Auf der südostasiatischen Insel Borneo haben Archäologen den bisher ältesten Nachweis für eine an einem Menschen durchgeführte Amputation gefunden. Ein 31.000 Jahre altes, auf dem indonesischen Teil der Insel gefundenes Skelett deutet darauf hin, dass bereits steinzeitliche Jäger und Sammler über „detaillierte Kenntnisse der Anatomie der Gliedmaßen sowie der Muskel- und Gefäßsysteme“ verfügten, schrieb das Forscherteam in der Zeitschrift „Nature“.
Das erstaunlich gut erhaltene Skelett war bereits 2020 in einer Höhle in der zu Indonesien gehörenden Provinz Ost-Kalimantan auf Borneo entdeckt worden. Ihm fehlte nur ein einziges Teil: der linke Knöchel samt Fuß. Der verbliebene Beinknochen wies eine überraschende Form auf, die darauf hindeutete, dass der Knöchel und der Fuß absichtlich entfernt wurden.
„Es ist sehr sauber und schräg, man kann sogar die Oberfläche und die Form des Schnittes durch den Knochen sehen“, erklärte Studienleiter Tim Maloney von der australischen Griffith Universität. Die Entdeckung verändere „unser Verständnis von der Entwicklung dieses medizinischen Wissens“, so der Wissenschaftler.
Die Forscher fanden heraus, dass der Steinzeitmensch mit etwa 20 Jahren gestorben war.
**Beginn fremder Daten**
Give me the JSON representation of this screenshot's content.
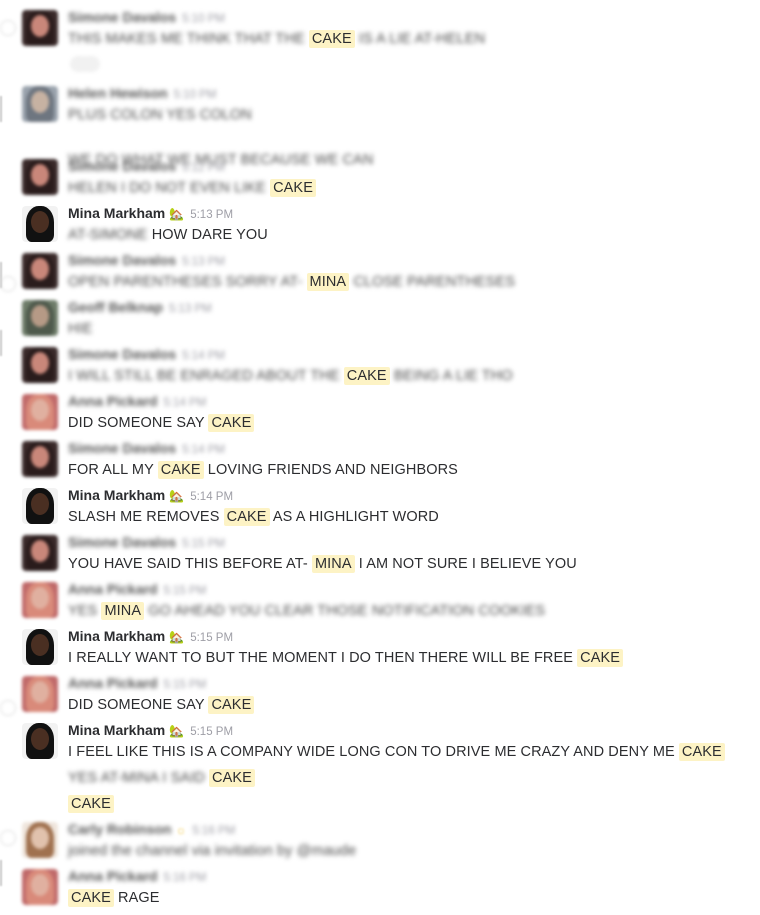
{
  "colors": {
    "highlight_bg": "#fdf3c5",
    "text": "#2c2d30",
    "timestamp": "#9e9ea6"
  },
  "messages": [
    {
      "user": "Simone Davalos",
      "time": "5:10 PM",
      "blurred_header": true,
      "avatar": "simone",
      "lines": [
        [
          {
            "t": "THIS MAKES ME THINK THAT THE",
            "b": 1
          },
          {
            "t": "CAKE",
            "h": 1
          },
          {
            "t": "IS A LIE AT-HELEN",
            "b": 1
          }
        ]
      ],
      "reaction": "lock-reaction"
    },
    {
      "user": "Helen Hewison",
      "time": "5:10 PM",
      "blurred_header": true,
      "avatar": "helen",
      "lines": [
        [
          {
            "t": "PLUS COLON YES COLON",
            "b": 1
          }
        ],
        [
          {
            "t": "WE DO WHAT WE MUST BECAUSE WE CAN",
            "b": 1
          }
        ]
      ]
    },
    {
      "user": "Simone Davalos",
      "time": "5:12 PM",
      "blurred_header": true,
      "avatar": "simone",
      "lines": [
        [
          {
            "t": "HELEN I DO NOT EVEN LIKE",
            "b": 1
          },
          {
            "t": "CAKE",
            "h": 1
          }
        ]
      ]
    },
    {
      "user": "Mina Markham",
      "time": "5:13 PM",
      "blurred_header": false,
      "avatar": "mina",
      "status_icon": "house-status-icon",
      "lines": [
        [
          {
            "t": "AT-SIMONE",
            "b": 1
          },
          {
            "t": "HOW DARE YOU"
          }
        ]
      ]
    },
    {
      "user": "Simone Davalos",
      "time": "5:13 PM",
      "blurred_header": true,
      "avatar": "simone",
      "lines": [
        [
          {
            "t": "OPEN PARENTHESES SORRY AT-",
            "b": 1
          },
          {
            "t": "MINA",
            "h": 1
          },
          {
            "t": "CLOSE PARENTHESES",
            "b": 1
          }
        ]
      ]
    },
    {
      "user": "Geoff Belknap",
      "time": "5:13 PM",
      "blurred_header": true,
      "avatar": "geoff",
      "lines": [
        [
          {
            "t": "HIE",
            "b": 1
          }
        ]
      ]
    },
    {
      "user": "Simone Davalos",
      "time": "5:14 PM",
      "blurred_header": true,
      "avatar": "simone",
      "lines": [
        [
          {
            "t": "I WILL STILL BE ENRAGED ABOUT THE",
            "b": 1
          },
          {
            "t": "CAKE",
            "h": 1
          },
          {
            "t": "BEING A LIE THO",
            "b": 1
          }
        ]
      ]
    },
    {
      "user": "Anna Pickard",
      "time": "5:14 PM",
      "blurred_header": true,
      "avatar": "anna",
      "lines": [
        [
          {
            "t": "DID SOMEONE SAY"
          },
          {
            "t": "CAKE",
            "h": 1
          }
        ]
      ]
    },
    {
      "user": "Simone Davalos",
      "time": "5:14 PM",
      "blurred_header": true,
      "avatar": "simone",
      "lines": [
        [
          {
            "t": "FOR ALL MY"
          },
          {
            "t": "CAKE",
            "h": 1
          },
          {
            "t": "LOVING FRIENDS AND NEIGHBORS"
          }
        ]
      ]
    },
    {
      "user": "Mina Markham",
      "time": "5:14 PM",
      "blurred_header": false,
      "avatar": "mina",
      "status_icon": "house-status-icon",
      "lines": [
        [
          {
            "t": "SLASH ME REMOVES"
          },
          {
            "t": "CAKE",
            "h": 1
          },
          {
            "t": "AS A HIGHLIGHT WORD"
          }
        ]
      ]
    },
    {
      "user": "Simone Davalos",
      "time": "5:15 PM",
      "blurred_header": true,
      "avatar": "simone",
      "lines": [
        [
          {
            "t": "YOU HAVE SAID THIS BEFORE AT-"
          },
          {
            "t": "MINA",
            "h": 1
          },
          {
            "t": "I AM NOT SURE I BELIEVE YOU"
          }
        ]
      ]
    },
    {
      "user": "Anna Pickard",
      "time": "5:15 PM",
      "blurred_header": true,
      "avatar": "anna",
      "lines": [
        [
          {
            "t": "YES",
            "b": 1
          },
          {
            "t": "MINA",
            "h": 1
          },
          {
            "t": "GO AHEAD YOU CLEAR THOSE NOTIFICATION COOKIES",
            "b": 1
          }
        ]
      ]
    },
    {
      "user": "Mina Markham",
      "time": "5:15 PM",
      "blurred_header": false,
      "avatar": "mina",
      "status_icon": "house-status-icon",
      "lines": [
        [
          {
            "t": "I REALLY WANT TO BUT THE MOMENT I DO THEN THERE WILL BE FREE"
          },
          {
            "t": "CAKE",
            "h": 1
          }
        ]
      ]
    },
    {
      "user": "Anna Pickard",
      "time": "5:15 PM",
      "blurred_header": true,
      "avatar": "anna",
      "lines": [
        [
          {
            "t": "DID SOMEONE SAY"
          },
          {
            "t": "CAKE",
            "h": 1
          }
        ]
      ]
    },
    {
      "user": "Mina Markham",
      "time": "5:15 PM",
      "blurred_header": false,
      "avatar": "mina",
      "status_icon": "house-status-icon",
      "lines": [
        [
          {
            "t": "I FEEL LIKE THIS IS A COMPANY WIDE LONG CON TO DRIVE ME CRAZY AND DENY ME"
          },
          {
            "t": "CAKE",
            "h": 1
          }
        ],
        [
          {
            "t": "YES AT-MINA I SAID",
            "b": 1
          },
          {
            "t": "CAKE",
            "h": 1
          }
        ],
        [
          {
            "t": "CAKE",
            "h": 1
          }
        ]
      ]
    },
    {
      "user": "Carly Robinson",
      "time": "5:16 PM",
      "blurred_header": true,
      "avatar": "carly",
      "status_icon": "sun-status-icon",
      "lines": [
        [
          {
            "t": "joined the channel via invitation by @maude",
            "b": 1
          }
        ]
      ]
    },
    {
      "user": "Anna Pickard",
      "time": "5:16 PM",
      "blurred_header": true,
      "avatar": "anna",
      "lines": [
        [
          {
            "t": "CAKE",
            "h": 1
          },
          {
            "t": "RAGE"
          }
        ]
      ]
    }
  ]
}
Zuvor soll er aber operiert worden sein - und danach noch sechs bis neun Jahre weitergelebt haben. Er hat den Forschern zufolge nicht unter einer größeren postoperativen Infektion gelitten - für das Team um Maloney ein Hinweis auf „intensive Pflege und Betreuung“ nach dem Eingriff.
OPs gab es auch bei Jägern und Sammlern
Bisher galt ein 7000 Jahren altes, in Frankreich gefundenes Skelett als frühester bekannter Nachweis einer Amputation. Die an ihm festgestellte Unterarm-Amputation schien zu bestätigen, dass solche Operationen nur in sesshaften Agrargesellschaften vorkamen und nicht bei Jägern und Sammlern. Der Fund auf Borneo deutet hingegen darauf hin, dass auch sie chirurgische Eingriffe durchführen konnten - und das mindestens 24.000 Jahre früher als bisher angenommen.
Das australische Forscherteam vermutet, dass ein Chirurg eine aus Stein geschliffene Klinge verwendet haben könnte. Die Gemeinschaft könnte zudem auf Regenwaldpflanzen mit medizinischen Eigenschaften zurückgegriffen haben.